When the Geological Survey undertook the vast Irrigation Survey project, so important to Powell, he made Dutton his chief hydrographic engineer, assigning him the extremely difficult task of accurately measuring water flow across a billion acres of the West. But summoned before a hostile Congress in March 1890, Dutton was maneuvered into admitting that most of the Survey’s resources were going into an ambitious topographical mapping that was not necessary for the practical hydrographic engineering. Congressional enemies of both Powell and the project seized on this, and eventually both were undone.

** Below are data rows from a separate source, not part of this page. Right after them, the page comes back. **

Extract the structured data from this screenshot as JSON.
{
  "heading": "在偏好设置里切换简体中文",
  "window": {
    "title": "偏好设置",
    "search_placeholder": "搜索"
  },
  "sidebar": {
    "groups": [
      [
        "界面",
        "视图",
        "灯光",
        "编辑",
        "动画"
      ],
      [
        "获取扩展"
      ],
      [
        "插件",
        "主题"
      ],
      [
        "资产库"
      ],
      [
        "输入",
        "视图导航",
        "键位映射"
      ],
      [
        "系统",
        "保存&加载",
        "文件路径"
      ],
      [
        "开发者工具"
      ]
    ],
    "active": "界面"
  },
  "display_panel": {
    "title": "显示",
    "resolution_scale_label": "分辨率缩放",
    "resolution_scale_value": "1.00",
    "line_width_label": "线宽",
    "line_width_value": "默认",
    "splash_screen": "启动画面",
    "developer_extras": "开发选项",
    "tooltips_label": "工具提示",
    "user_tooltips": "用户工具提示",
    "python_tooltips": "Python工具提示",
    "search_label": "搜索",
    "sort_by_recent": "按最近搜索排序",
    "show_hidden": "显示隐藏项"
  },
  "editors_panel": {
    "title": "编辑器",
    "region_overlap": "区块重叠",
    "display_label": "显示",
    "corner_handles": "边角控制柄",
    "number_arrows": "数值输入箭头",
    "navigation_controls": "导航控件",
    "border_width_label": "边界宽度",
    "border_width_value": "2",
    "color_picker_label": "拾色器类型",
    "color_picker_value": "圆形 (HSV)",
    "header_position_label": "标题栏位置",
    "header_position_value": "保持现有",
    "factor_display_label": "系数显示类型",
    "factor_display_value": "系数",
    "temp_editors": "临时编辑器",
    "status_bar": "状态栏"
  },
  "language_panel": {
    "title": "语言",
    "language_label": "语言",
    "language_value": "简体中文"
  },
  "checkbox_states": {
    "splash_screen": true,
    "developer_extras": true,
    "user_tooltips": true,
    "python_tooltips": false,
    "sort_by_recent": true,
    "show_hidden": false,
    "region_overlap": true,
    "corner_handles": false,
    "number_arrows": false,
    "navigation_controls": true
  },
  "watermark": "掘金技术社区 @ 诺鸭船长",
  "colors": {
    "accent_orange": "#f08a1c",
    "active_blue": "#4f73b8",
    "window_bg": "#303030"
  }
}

Powell never fully forgave his favorite protégé for this supposed apostasy.
Autumn of a Career
As if a fault in his own life now shifted, Captain Dutton’s 15 years of seasonal absence with the Geological Survey now ended. On May 1, 1890, a new commander of the Ordnance Corps promoted Dutton to major, made him the chief ordnance officer for the department of Texas, and placed him in charge of the arsenal at San Antonio–a “virtual banishment” in which he spent the best part of a decade. Eventually he was returned to Washington as the personal assistant to yet another chief of the Ordnance Corps, but he retired–at his own request–in 1901, having served nearly 40 years.
The rest of his life was apparently uneventful. He moved to Englewood, New Jersey, on the Palisades across the Hudson from New York City. There, amid gracious surroundings, he continued his studies of volcanism and seismology, publishing Earthquakes in the Light of the New Seismology, in 1904, and for many years thereafter it was considered the best volume on the subject. His great years, though, were clearly behind him, but the memories must have increasingly played through his mind as arteriosclerosis closed in, for it is said that on his deathbed he recalled “old friends on the Geological Survey” before dying on January 4, 1912, aged 70. However, his legacy endures on the high plateaus of Utah–one of the highest is now christened Mt. Dutton–and especially his monumental musings on the Grand Canyon. To the writer Wallace Stegner, one of Dutton’s earliest champions, this is because the soldier-geologist was “the first literary tourist in a country where tourist travel has become the number one business.” Stegner went even further: To him Dutton is “as much the genius loci of the Grand Canyon as John Muir is of Yosemite,” the visionary who pioneered the aesthetic by which the Colorado plateau, that geological wonderland of challenging forms and glorious color, could be so appreciated as natural scenery that more national parks and monuments would be established there than in any comparable region of the country. Today millions of visitors from around the world flock to such parks as Zion, Bryce Canyon, Capitol Reef, Cedar Breaks, and above all, the Grand Canyon itself, primarily to see a landscape associated with the sublime. Cameras cannot capture it, despite the heroic efforts of tourists and National Geographic photographers alike. It must be seen to be fully comprehended, and it was Clarence Dutton–soldier, geologist, and poet–who taught us the seeing.